去古堡門口的途中,白茜從昏迷中悠悠轉醒。
她含淚看着拎着自己的白開,眼裏落下了悔恨的淚水。
她不該貪戀原本不屬于自己的東西,她該好好聽這個男人的話,至少能得個善終,不會凄慘落幕。
她想要告訴白開真相,可當她試圖開口時,才發現自己發不出聲音了。
一定是江酒,一定是那賤人在她身上動了手腳。
“唔唔唔……”
一道道破碎的聲音從喉嚨裏發出來,卻怎麽也吐不出一句完整的話。
白開垂頭看着她,目光落在她淚流滿面的臉蛋上,忍不住獰笑道:“怎麽,馬上就要見到殷允了,喜極而泣了麽?

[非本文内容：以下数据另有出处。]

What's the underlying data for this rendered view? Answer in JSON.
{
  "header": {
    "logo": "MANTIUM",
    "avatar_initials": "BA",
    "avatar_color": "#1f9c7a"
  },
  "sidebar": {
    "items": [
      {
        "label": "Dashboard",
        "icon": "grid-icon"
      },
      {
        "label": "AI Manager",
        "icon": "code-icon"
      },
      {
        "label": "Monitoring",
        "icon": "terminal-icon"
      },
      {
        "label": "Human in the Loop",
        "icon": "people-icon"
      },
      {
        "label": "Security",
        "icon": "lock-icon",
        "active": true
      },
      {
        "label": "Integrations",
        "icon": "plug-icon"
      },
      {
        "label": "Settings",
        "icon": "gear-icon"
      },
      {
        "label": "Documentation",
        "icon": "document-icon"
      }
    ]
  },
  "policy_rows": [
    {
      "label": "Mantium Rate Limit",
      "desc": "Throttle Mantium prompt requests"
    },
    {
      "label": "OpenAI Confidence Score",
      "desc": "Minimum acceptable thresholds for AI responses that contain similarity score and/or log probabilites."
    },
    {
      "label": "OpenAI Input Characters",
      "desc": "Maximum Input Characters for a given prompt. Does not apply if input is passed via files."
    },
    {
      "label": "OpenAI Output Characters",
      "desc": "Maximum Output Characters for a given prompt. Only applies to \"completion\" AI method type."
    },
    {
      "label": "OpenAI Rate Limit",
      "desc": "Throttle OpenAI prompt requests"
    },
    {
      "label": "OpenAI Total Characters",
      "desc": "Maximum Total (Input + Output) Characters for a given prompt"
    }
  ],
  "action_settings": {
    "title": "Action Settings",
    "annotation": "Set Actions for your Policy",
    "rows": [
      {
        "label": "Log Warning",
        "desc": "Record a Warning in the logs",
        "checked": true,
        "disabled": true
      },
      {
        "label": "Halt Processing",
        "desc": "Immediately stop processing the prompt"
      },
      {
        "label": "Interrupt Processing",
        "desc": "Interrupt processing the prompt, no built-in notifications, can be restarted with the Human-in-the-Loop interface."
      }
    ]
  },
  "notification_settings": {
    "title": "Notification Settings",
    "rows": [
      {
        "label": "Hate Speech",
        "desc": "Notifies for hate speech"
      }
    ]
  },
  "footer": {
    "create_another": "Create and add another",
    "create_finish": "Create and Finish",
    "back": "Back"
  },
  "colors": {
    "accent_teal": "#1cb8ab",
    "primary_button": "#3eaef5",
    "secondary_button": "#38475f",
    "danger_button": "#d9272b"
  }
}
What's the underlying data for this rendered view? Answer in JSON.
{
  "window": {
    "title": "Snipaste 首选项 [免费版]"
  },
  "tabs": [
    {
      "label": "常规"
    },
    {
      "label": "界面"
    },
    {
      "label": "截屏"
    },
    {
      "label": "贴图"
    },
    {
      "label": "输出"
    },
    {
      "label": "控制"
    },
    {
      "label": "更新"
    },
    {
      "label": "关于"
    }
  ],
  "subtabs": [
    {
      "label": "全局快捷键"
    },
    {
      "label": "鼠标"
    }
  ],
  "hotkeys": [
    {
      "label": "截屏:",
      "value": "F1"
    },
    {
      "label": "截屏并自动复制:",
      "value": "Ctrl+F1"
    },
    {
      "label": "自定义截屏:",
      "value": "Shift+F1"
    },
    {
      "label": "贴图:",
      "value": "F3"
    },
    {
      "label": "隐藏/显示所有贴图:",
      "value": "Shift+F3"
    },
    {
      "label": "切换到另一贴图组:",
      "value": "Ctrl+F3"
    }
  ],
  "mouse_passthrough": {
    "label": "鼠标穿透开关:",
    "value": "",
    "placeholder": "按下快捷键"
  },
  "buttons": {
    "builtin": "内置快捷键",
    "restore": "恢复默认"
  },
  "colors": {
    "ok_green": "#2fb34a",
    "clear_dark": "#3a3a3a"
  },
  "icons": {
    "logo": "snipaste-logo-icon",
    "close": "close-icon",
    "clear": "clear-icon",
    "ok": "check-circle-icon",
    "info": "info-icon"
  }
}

即使你回到那狗東西身邊又如何?你現在已經是我的女人,身上每一個地方都烙下了我的印記,
隻要你跟他親熱,腦海裏就會想到咱們在一起的畫面。
那一幕幕,将會日日夜夜的折磨着你,讓你不得安甯。
白茜拼命的眨眼,晶瑩的淚水順着眼眶滾滾而落。
她多麽希望這男人能夠明白她的意思,可不管怎麽她怎麽示意,他都看不出她的心思。
好絕望,好後悔。
如今白開是她唯一的仰仗了,如果要是今天死在這裏,那麽她也不會得什麽善終的。
情急之下,她伸手抱住了他的胳膊,猛地在他手臂上咬了一口。
也不知道她用了多大的力氣,白開的手臂立馬皮開肉綻,猩紅的鮮血從傷口滲出來,觸目驚心。
白開因爲自己調派出去的手下全軍覆沒,心裏極度不爽着。
如今被一個女人狠狠咬一口,他再也壓制不住心裏的狂暴與戾氣。
反手就是一巴掌,直接将她甩在了地上。
“賤人,老老實實待着,給老子創造最大的利益,否則我弄死你。”
說完,他再次伸手将她從地上拎了起來,大步朝前院走去。
白茜眼裏透着死灰般的絕望,一旦這家夥跟江酒他們碰面,那就再無退路了。
“唔唔唔……”
白開見她不說話,隻一個勁的唔唔唔,不禁嗤笑道:“怎麽,你就厭惡我至此麽,連話都不願跟我說了?
可即便這樣又如何,我在你身上留下的那些印記,你窮盡一生也别想抹除掉,哈哈。”
白開拖着她一路狂笑着走到了門口。
站在雕花大門内,他陰毒的目光落在了外面那一對璧人身上。
這兩人,是他這一生的噩夢。
不管他做什麽,不管他怎麽努力,最後都逃不出這二人的手掌心。
“怎麽就你們兩個,殷允那狗東西呢?他的女人還在我手裏,不打算親自過來救嗎?”
說到這,他再次放聲大笑了起來,“哦,對了,他現在正忙着跟一個冒牌貨抵死纏綿呢。”
接着,他又對手裏拎着的‘火影’朗笑道:“知道我前幾天幹了什麽驚天地泣鬼神的大事麽?
我讓容韻易容成了你,然後将她送去了殷允身邊,那狗東西應該已經把她當成了你。”
原以爲手裏的女人聽到這番話後會激動,會傷心,會難過,會破口大罵,會歇斯底裏。
可結果卻不盡人意,她仍舊在掙紮,但一聲不吭,隻有一些破碎的聲音從齒縫裏蹦出來。
江酒冷睨大門内的白開,見他把手裏的女人當成保命符,唇角不禁勾起一抹譏諷的弧度。
“白開,你的氣數已盡,乖乖束手就擒吧,如果我心情好,或許還能給你留個全屍。”
“氣數已盡?束手就擒?”白開像是聽到了什麽天大的笑話一般,笑得張狂又肆意。
他猛地将懷裏的女人往前一推,然後用刀架在了她的脖子上。